Многие из качеств, необходимых для сочиняемого балета, хореограф нашел в спектаклях московского театра на Таганке, и потому привлечение к постановке Юрия Любимова было естественным. Хотя, занятый до предела своим театром, режиссер не смог уделить много времени новому для него жанру балета, но его творческий стиль в «Ярославне» явно ощутим. Его влияние чувствовалось и в лапидарном оформлении спектакля, пронизанном интонациями и символикой, свойственные древнерусскому искусству. Вспоминались знакомые с детства графика летописных шрифтов и заставок, неповторимость старинной иконописи. На фоне желтого задника с черными строками «Слова» то и дело возникали странные, но впечатляющие композиции. Безмолвный, словно сложенный из людских тел, курган, вершину которого венчала женская фигура, напоминающая намогильный крест. Или плакальщица с тряпицей, из которой в натуральное ведро выжимается не вода, а «алая кровушка».
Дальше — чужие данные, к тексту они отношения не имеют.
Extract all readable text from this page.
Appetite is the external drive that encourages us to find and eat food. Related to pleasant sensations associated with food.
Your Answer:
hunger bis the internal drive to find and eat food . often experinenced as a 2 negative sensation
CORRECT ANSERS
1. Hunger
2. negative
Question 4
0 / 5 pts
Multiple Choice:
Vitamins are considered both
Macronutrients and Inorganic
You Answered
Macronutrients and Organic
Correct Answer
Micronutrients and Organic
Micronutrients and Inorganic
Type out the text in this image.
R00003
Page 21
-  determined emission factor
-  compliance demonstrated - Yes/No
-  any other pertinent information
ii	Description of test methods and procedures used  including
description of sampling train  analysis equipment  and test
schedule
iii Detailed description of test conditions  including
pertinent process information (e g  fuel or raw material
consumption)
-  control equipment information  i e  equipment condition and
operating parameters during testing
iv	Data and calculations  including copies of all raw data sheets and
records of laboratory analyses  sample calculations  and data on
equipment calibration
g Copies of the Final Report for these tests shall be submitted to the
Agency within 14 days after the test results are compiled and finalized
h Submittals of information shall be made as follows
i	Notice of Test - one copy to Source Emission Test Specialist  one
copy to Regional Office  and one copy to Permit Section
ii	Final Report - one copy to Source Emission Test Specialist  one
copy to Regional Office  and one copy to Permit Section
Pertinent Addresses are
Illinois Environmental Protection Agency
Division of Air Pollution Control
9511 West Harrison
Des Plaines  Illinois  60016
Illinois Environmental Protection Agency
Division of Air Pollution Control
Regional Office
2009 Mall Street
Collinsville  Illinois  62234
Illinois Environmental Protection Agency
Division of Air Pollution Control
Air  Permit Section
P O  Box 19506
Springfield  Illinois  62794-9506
Свежесть и новизна музыки Бориса Тищенко — одного из талантливейших ленинградских композиторов — была на удивление созвучна великому памятнику прошлого. С первых тактов захватывало ее динамическое разнообразие: от жалобно-печальных звуков флейты, служивших «заставкой» спектакля, до экспрессивнейших средств современной музыкальной выразительности. Роль хора, введенного композитором в хореографическое произведение, важна не только тем, что мы слышим текст «Слова». Важно и другое — балетмейстер и режиссер, вслед за композитором, строят спектакль как коллективное, хоровое действо, в котором голоса Игоря и Ярославны лишь более различимы. Первоначально балет именовался авторами «Затмением». Символика такого названия раскрывалась не только в реальном затмении солнца, как бы преграждающем путь дружине Игоревой (этот исторический факт весьма эмоционально описан в «Слове»). Затмение Игоря заключается в том, что его личное бесстрашие, героизм трагически бессмысленного похода лишь усугублял беды земли Русской. Неудача похода приблизила самое страшное из затмений — многовековой татарский полон. Создатели «Ярославны» прочли старинный текст глазами современных художников, создали спектакль-предостережение. Его жанровое обозначение — хореографические размышления — призывало зрителя, потрясенного увиденным, задуматься об уроках истории.

Тищенко отмечал: «В характеристике русского стана — Игоря и дружины — я стремился воссоздать национальный колорит через активные ритмоформулы, словно опертые на полную ступню. В иной, острой ритмике предстало в моем сознании половецкое начало, вызывая ассоциации со степными кочевьями, со зловещим цокотом копыт маленьких лошадей». В спектакле свободной пластике босоногих русских воинов противостоял почти неперсонофицированный образ половецкой конницы, изображаемой женским кордебалетом на пуантах. Зритель ощущал как этими «копытцами» безжалостно топталась русская земля, видел, как эти человекоподобные муравьи облепляли свою добычу — незадачливых дружинников князя Игоря. В финале после, казалось бы, почти счастливого конца — возвращения Игоря и его прощения народом — внезапно поднимался задник, и перед зрителем возникал бесчисленный фронт чужеземной конницы. Татаро-монгольское иго зримо нависало над страной, раздираемой княжескими раздорами. Последний эпизод партитуры назывался «Молитва»...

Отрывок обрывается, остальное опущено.